OPERATION BACON AND EGGS
Advanced Field Storage Depot REINHARDSHOFEN, August 13th
Major Fitzi sipped hot coffee for the first time in days. What passed for coffee from the MRE packages and now C-Rations didn’t deserve the name, and a battlefield full of thermal viewers and IR sights made even sterno stoves dangerous. Lukewarm coffee heated on vehicle engine grates occasionally laced with schnapps or chocolate had been the order of the day, and without real heat, mostly eaten like lumpy stew. The FSD was still setting up but the kitchen was already cooking breakfast. You had to admire the loggies – they had their priorities straight. Even a port-a-jon for his morning constitutional. After a week of catholes, something memorable. Bacon and eggs – even powdered eggs – had him positively salivating. Even if the cooks screwed it up, he had his stash of Tabasco.

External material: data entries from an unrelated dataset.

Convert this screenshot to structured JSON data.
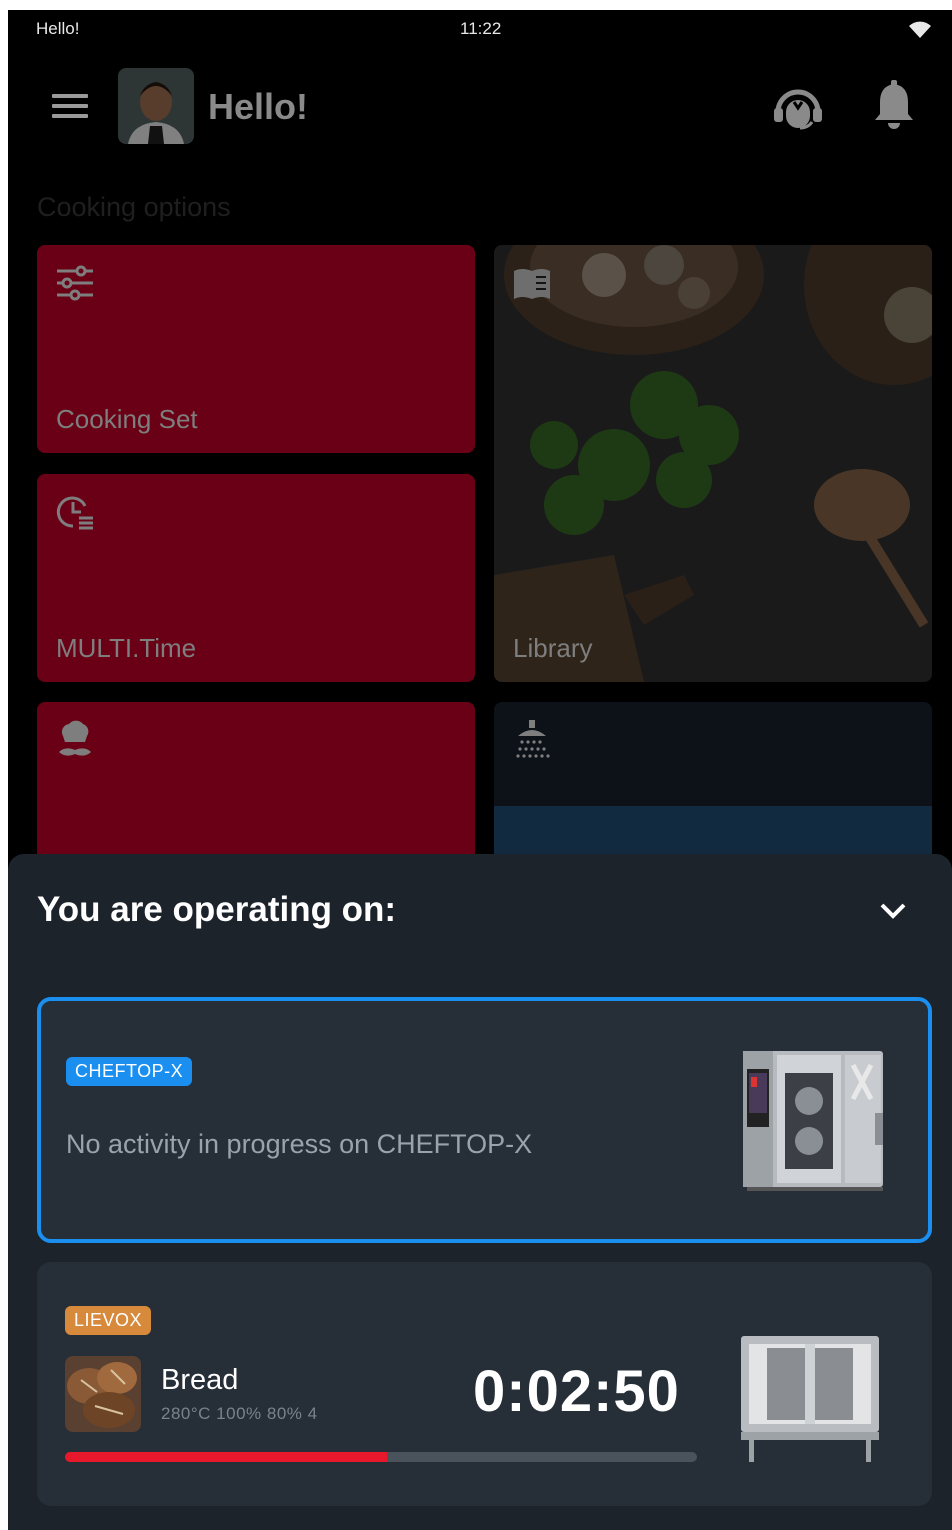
{
  "status_bar": {
    "left_text": "Hello!",
    "time": "11:22"
  },
  "header": {
    "title": "Hello!"
  },
  "cooking_options": {
    "section_label": "Cooking options",
    "tiles": [
      {
        "label": "Cooking Set",
        "icon": "sliders-icon"
      },
      {
        "label": "MULTI.Time",
        "icon": "clock-list-icon"
      },
      {
        "label": "Library",
        "icon": "book-icon"
      },
      {
        "label": "",
        "icon": "chef-icon"
      },
      {
        "label": "",
        "icon": "shower-icon"
      }
    ]
  },
  "operating_sheet": {
    "title": "You are operating on:",
    "devices": [
      {
        "badge": "CHEFTOP-X",
        "status_text": "No activity in progress on CHEFTOP-X",
        "selected": true
      },
      {
        "badge": "LIEVOX",
        "program": {
          "name": "Bread",
          "meta": "280°C  100%  80%  4"
        },
        "timer": "0:02:50",
        "progress": 0.51
      }
    ]
  },
  "colors": {
    "accent_blue": "#1b8ff0",
    "progress_red": "#e8182c",
    "tile_red": "#6a0015",
    "badge_orange": "#d7893c"
  }
}
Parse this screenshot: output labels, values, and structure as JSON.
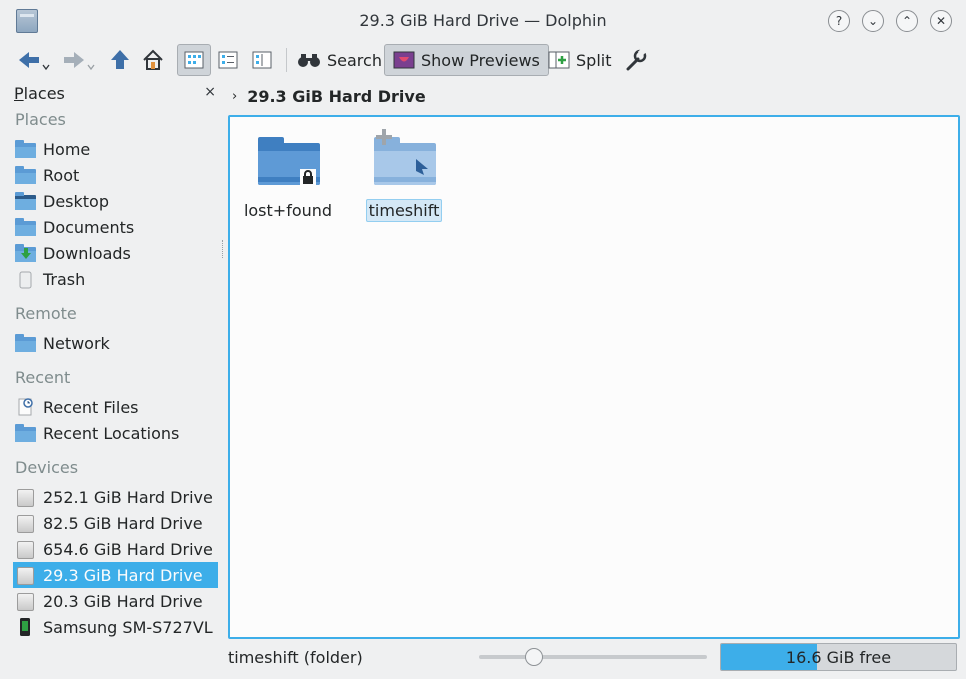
{
  "window": {
    "title": "29.3 GiB Hard Drive — Dolphin",
    "buttons": [
      "?",
      "⌄",
      "⌃",
      "✕"
    ]
  },
  "toolbar": {
    "search_label": "Search",
    "previews_label": "Show Previews",
    "split_label": "Split"
  },
  "places": {
    "header_first": "P",
    "header_rest": "laces",
    "close": "×",
    "sections": {
      "places": "Places",
      "remote": "Remote",
      "recent": "Recent",
      "devices": "Devices"
    },
    "places_items": [
      {
        "label": "Home",
        "icon": "home-folder-icon"
      },
      {
        "label": "Root",
        "icon": "folder-icon"
      },
      {
        "label": "Desktop",
        "icon": "desktop-icon"
      },
      {
        "label": "Documents",
        "icon": "documents-folder-icon"
      },
      {
        "label": "Downloads",
        "icon": "downloads-folder-icon"
      },
      {
        "label": "Trash",
        "icon": "trash-icon"
      }
    ],
    "remote_items": [
      {
        "label": "Network",
        "icon": "network-folder-icon"
      }
    ],
    "recent_items": [
      {
        "label": "Recent Files",
        "icon": "recent-files-icon"
      },
      {
        "label": "Recent Locations",
        "icon": "recent-locations-icon"
      }
    ],
    "devices_items": [
      {
        "label": "252.1 GiB Hard Drive",
        "icon": "hard-drive-icon"
      },
      {
        "label": "82.5 GiB Hard Drive",
        "icon": "hard-drive-icon"
      },
      {
        "label": "654.6 GiB Hard Drive",
        "icon": "hard-drive-icon"
      },
      {
        "label": "29.3 GiB Hard Drive",
        "icon": "hard-drive-icon",
        "selected": true
      },
      {
        "label": "20.3 GiB Hard Drive",
        "icon": "hard-drive-icon"
      },
      {
        "label": "Samsung SM-S727VL",
        "icon": "phone-icon"
      }
    ]
  },
  "breadcrumb": {
    "chevron": "›",
    "current": "29.3 GiB Hard Drive"
  },
  "files": [
    {
      "name": "lost+found",
      "type": "locked-folder",
      "selected": false
    },
    {
      "name": "timeshift",
      "type": "folder",
      "selected": true
    }
  ],
  "statusbar": {
    "text": "timeshift (folder)",
    "free_space": "16.6 GiB free",
    "used_fraction": 0.41,
    "zoom_level": 0.24
  },
  "colors": {
    "accent": "#3daee9",
    "folder": "#5e9ad6"
  }
}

He had climbed to the second floor of a large farm storage building for a moment of quiet reflection. The fog gave a sensation of isolation that was as much phantasy as anything else. While they waited for breakfast, the unit was doing PM Checks and Services on its remaining vehicles. A battery of M109s, or perhaps a detached platoon, from Corps Artillery was firing missions to the northeast, into Hof Corridor. The M109s obviously had been doing this for some time, running a rough race track north of R32, stopping at prerecorded firing positions. Craters marked where the Soviets had tried to get lucky in counterbattery fire. The Task Force was essentially in the north side of the Donau Valley, technically astride the Corps boundary. Fitzi half expected some German Feld Polizei team to show up and order him and the Field Depot north of the boundary.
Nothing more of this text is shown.